Os cheques que o tribunal tem nas mãos e que estão anexos ao processo, têm a assinatura do ex-ministro dos negócios estrangeiros Carlos Gustavo dos Anjos, na altura conselheiro e assessor do ministro do comércio e também a rubrica do ex-Director do GGA.  Estranhamente o montante que representa uma grande soma em dinheiro, tendo em conta o momento da operação(1995), foi depositado na conta da empresa Electrofrio de José Eugénio Patrício, firma comercial que nunca importou motorizadas em São Tomé e Príncipe. O mais estranho ainda é o facto do próprio dono da firma, ter dito ao tribunal que nunca antes soube da existência de tal depósito na sua conta, que só soube do caso a quando do interrogatório feito pelo ministério público.

Depois de colocar José Eugénio Patrício contra a parede o tribunal concluiu que o declarante sabe perfeitamente da operação, uma vez que os documentos na posse dos juízes não deixam qualquer margem para dúvidas.

Na busca de provas para julgar o escândalo financeiro surgem valores astronómicos que foram desviados, o que leva muita gente a acreditar que até o final do julgamento a estimativa do montante que o estado são-tomense perdeu no GGA pode ultrapassar os 3 milhões de dólares.
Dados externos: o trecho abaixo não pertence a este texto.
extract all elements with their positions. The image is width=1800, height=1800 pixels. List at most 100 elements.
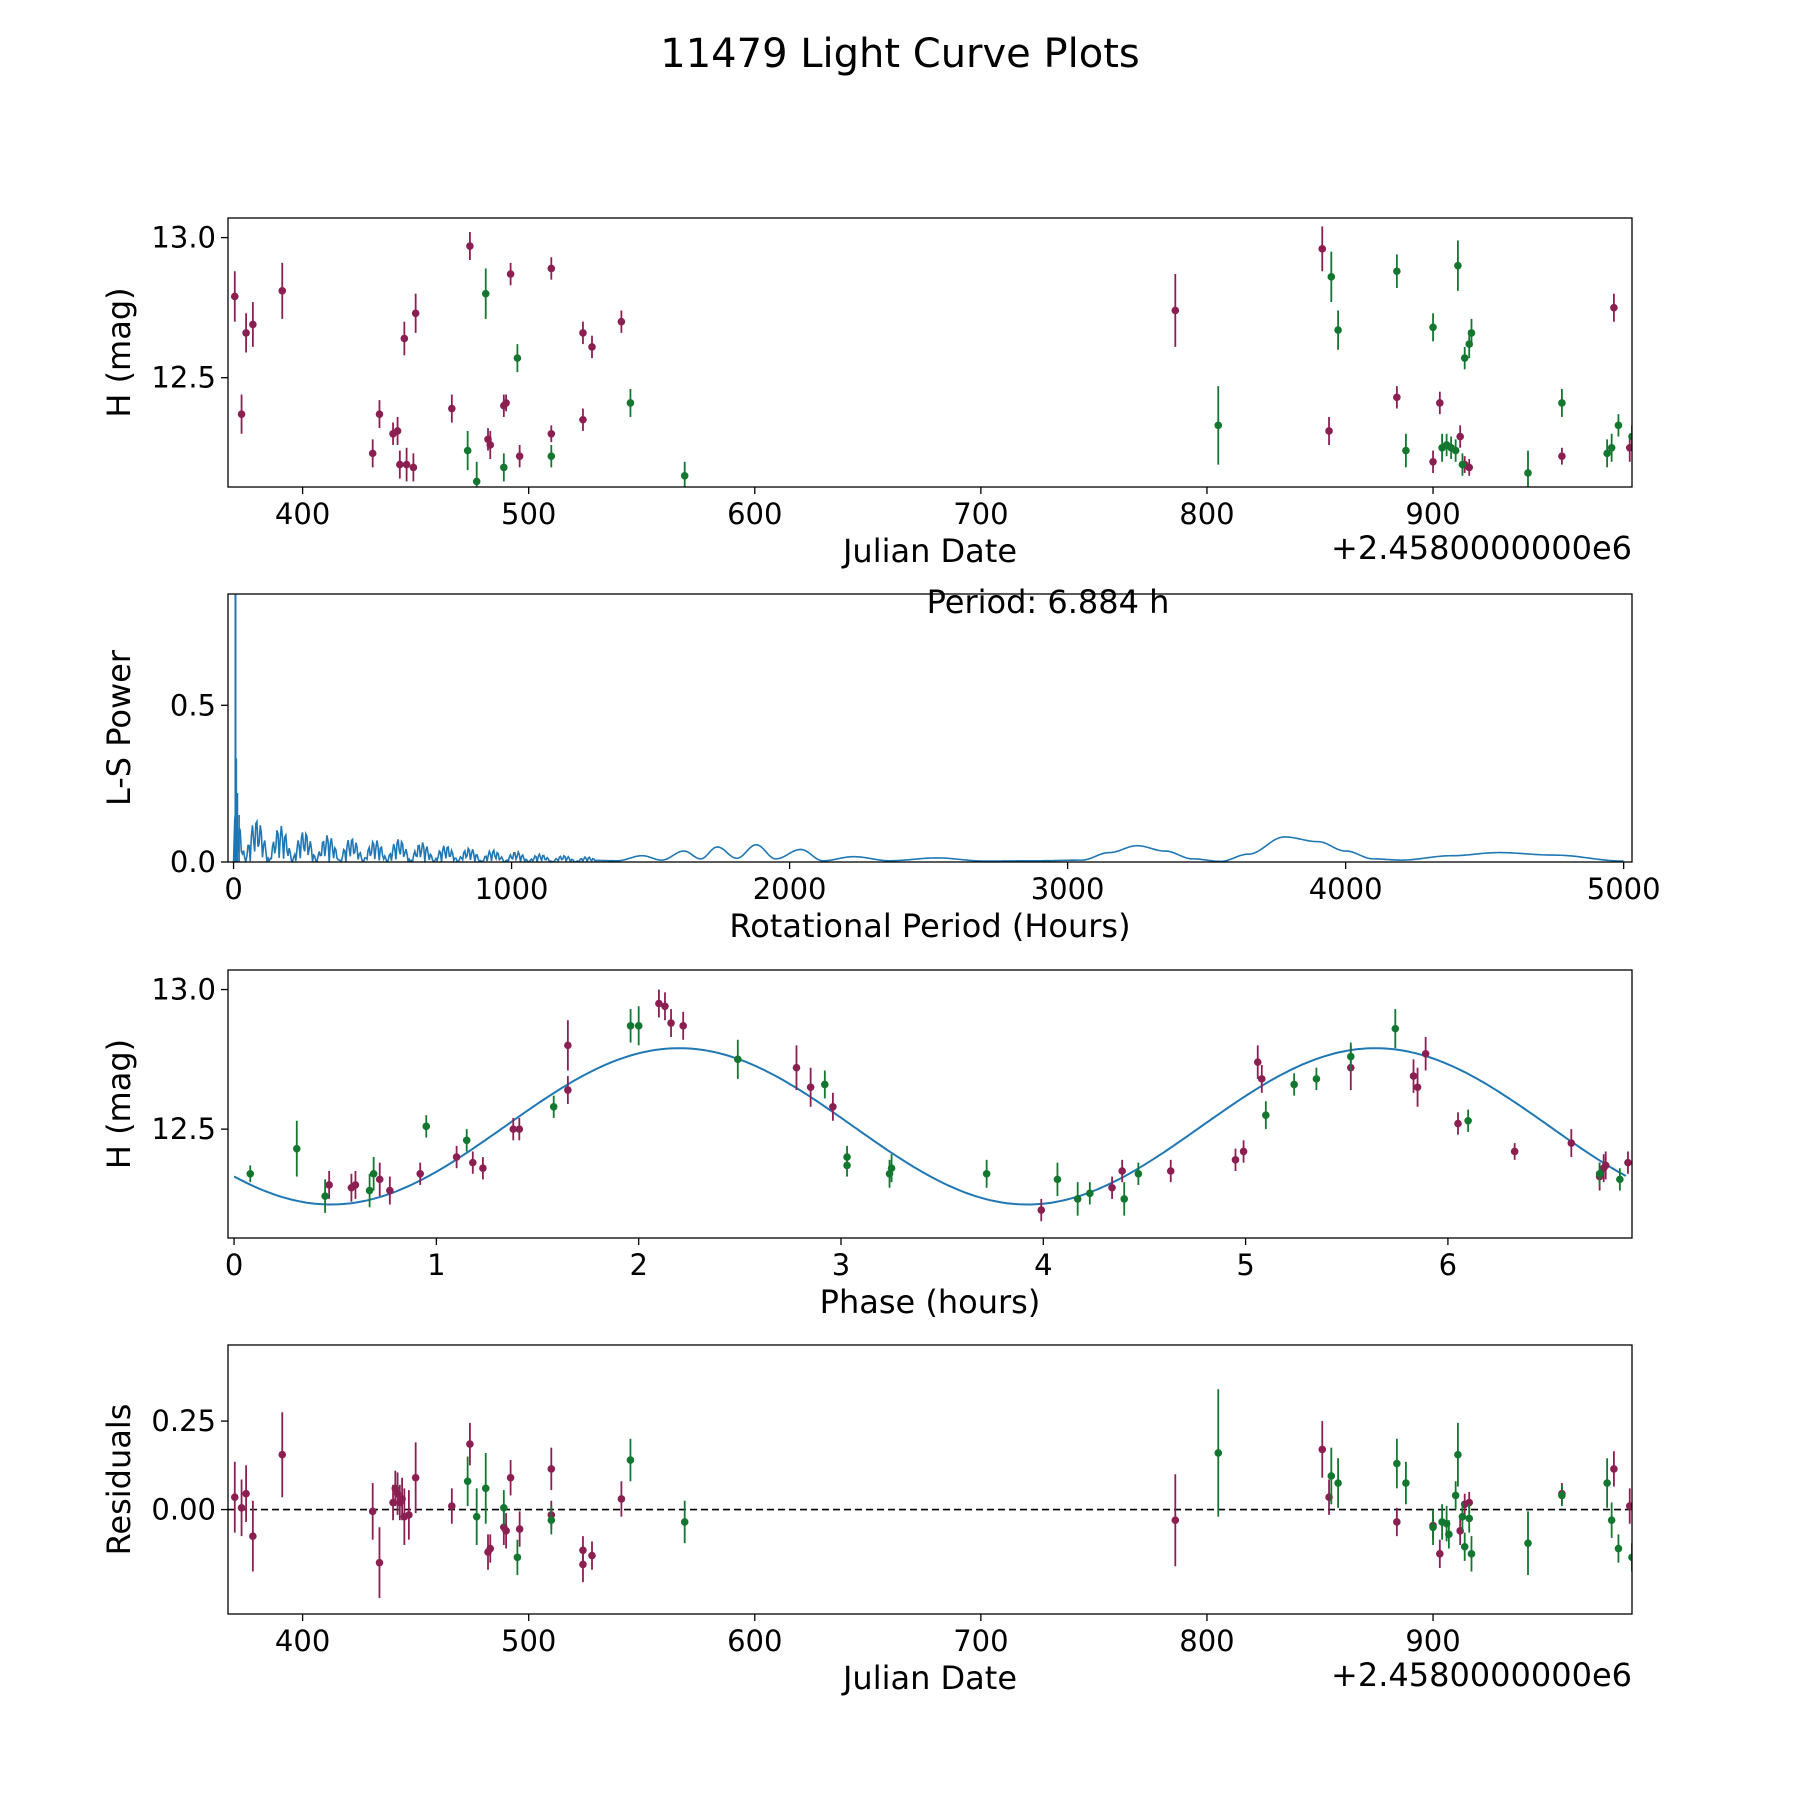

O julgamento deixa a opinião pública entender que muitos empresários da nossa praça que chegaram mesmo a ser promovidos em jornais como sendo empresários do ano ou do mês, poderão ter começado a amealhar a sua fortuna através do saque dos fundos do GGA que deveriam atender as necessidades das populações mais pobres.

Um caso sério e complicado que envolve também uma empresa portuguesa. Em 2003 cerca de 44 mil euros foram sacados dos cofres do GGA para comprar produtos alimentares para abastecimento do mercado da região do Príncipe. Segundo os documentos apresentados pelo tribunal tais produtos deveriam chegar com urgência ao país e a preços concorrenciais. Certo porém é que após a operação de transferência do montante para a conta da firma portuguesa, os produtos não chegaram ao país. Passados vários meses e só depois da explosão do escândalo financeiro é que uma parte dos contentores da mercadoria urgente chegou a São Tomé.

O preço de venda não foi concorrencial e pelo que o Téla Nón apurou dos 44 mil euros de compra o país só recebeu produtos equivalentes a 22 mil euros.

O caso GGA continua a surpreender o país, e um dos juízes manifestou-se preocupado com o facto de os declarantes não estarem a ajudar o tribunal no apuramento das provas materiais. O juiz fez questão de anunciar que não se está no tempo da inquisição, por isso mesmo não se pode coagir as pessoas a dizer a verdade.